The problem for the insured: those rising malpractice rates are not adequately regulated by the states, which are theoretically responsible for insurance oversight. AIR, a coalition of nearly 100 consumer groups, offers a sensible three-part solution: (1) more meaningful insurance disclosure laws; (2) stronger control over insurance rates by state commissions; and (3) repeal of the insurance industry's federal antitrust exemption under the 1945 McCarran-Ferguson Act (to prevent monopoly pricing).

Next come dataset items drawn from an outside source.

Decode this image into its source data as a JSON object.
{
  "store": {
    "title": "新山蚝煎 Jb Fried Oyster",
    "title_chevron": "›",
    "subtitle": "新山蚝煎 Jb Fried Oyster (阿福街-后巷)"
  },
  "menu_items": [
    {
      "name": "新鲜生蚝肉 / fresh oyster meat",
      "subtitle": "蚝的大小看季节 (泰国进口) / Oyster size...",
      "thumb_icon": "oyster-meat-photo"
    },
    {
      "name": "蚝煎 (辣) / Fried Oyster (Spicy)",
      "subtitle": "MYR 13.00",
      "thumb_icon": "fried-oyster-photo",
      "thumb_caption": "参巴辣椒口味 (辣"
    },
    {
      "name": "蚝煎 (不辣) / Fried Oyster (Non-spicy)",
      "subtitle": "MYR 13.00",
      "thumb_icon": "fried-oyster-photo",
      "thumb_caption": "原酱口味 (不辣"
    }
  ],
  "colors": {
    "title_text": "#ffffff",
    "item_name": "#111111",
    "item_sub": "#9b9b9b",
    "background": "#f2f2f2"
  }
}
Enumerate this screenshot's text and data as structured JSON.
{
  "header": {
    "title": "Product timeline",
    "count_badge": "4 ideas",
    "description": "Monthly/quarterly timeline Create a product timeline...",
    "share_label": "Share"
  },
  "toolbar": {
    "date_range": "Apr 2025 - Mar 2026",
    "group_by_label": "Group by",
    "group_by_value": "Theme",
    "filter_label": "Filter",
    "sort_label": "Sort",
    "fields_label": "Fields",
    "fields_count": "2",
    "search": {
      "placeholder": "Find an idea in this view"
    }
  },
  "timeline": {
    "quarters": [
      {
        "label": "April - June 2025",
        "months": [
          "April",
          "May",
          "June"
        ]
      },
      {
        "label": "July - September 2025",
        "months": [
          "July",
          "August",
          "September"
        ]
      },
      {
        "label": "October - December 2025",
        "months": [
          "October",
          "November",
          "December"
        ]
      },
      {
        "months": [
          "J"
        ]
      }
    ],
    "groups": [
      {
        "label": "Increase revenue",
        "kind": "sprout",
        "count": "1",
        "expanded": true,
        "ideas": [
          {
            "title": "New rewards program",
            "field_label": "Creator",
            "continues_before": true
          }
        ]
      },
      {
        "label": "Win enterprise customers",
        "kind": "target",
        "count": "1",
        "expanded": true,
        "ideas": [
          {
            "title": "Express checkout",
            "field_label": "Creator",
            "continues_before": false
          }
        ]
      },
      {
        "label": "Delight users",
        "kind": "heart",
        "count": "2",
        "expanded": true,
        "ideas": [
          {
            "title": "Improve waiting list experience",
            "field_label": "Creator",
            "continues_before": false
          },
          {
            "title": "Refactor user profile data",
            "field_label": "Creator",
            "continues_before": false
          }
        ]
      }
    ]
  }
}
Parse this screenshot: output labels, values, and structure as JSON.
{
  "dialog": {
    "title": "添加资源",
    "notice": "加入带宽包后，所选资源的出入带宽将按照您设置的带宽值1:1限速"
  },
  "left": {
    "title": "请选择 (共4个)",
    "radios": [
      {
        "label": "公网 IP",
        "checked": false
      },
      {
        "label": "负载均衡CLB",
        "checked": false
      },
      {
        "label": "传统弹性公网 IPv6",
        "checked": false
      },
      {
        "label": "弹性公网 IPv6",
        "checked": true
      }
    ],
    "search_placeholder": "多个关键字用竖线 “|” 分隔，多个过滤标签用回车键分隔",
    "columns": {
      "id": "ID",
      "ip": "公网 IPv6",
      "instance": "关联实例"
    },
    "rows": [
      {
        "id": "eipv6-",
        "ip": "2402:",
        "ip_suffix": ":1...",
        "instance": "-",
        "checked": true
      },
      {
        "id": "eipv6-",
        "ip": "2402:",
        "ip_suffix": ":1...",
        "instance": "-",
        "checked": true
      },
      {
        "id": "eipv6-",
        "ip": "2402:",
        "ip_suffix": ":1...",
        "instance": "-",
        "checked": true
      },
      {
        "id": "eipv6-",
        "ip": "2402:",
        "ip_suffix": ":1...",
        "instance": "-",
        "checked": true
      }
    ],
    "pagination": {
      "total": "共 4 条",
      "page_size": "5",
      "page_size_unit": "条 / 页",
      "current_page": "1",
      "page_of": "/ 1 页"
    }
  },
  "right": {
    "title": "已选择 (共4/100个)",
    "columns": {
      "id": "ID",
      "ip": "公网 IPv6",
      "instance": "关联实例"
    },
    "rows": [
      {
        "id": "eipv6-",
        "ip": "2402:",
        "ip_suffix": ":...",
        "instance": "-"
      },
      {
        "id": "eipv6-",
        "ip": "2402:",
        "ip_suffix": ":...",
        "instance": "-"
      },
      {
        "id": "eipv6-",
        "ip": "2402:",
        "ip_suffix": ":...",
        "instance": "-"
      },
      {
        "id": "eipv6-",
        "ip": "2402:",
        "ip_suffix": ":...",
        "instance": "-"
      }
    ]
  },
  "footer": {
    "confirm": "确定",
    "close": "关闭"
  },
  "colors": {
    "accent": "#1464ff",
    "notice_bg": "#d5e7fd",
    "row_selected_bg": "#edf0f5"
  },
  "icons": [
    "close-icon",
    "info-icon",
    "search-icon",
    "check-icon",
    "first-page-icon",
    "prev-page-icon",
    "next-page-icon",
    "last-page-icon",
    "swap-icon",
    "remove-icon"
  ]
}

In the meantime, a key finding by AIR researchers may serve to illuminate the unhealthy symbiotic relationship that has developed between conservative politicians, heedless or self-interested doctors, and greedy insurers. The current liability-insurance "crisis" is the third of the last 30 years (the others arose in the mid-1970s and mid-1980s). Each time, a stock-market downturn ate into malpractice-insurer profits, leading them to raise premiums, cut coverage, proclaim a crisis, and blame the nation's legal system. Their champion in the latest contrived emergency, George W. Bush, is less a knight-errant than the boy who cried wolf -- one too many times.
Wayne O'Leary is a writer in Orono, Maine.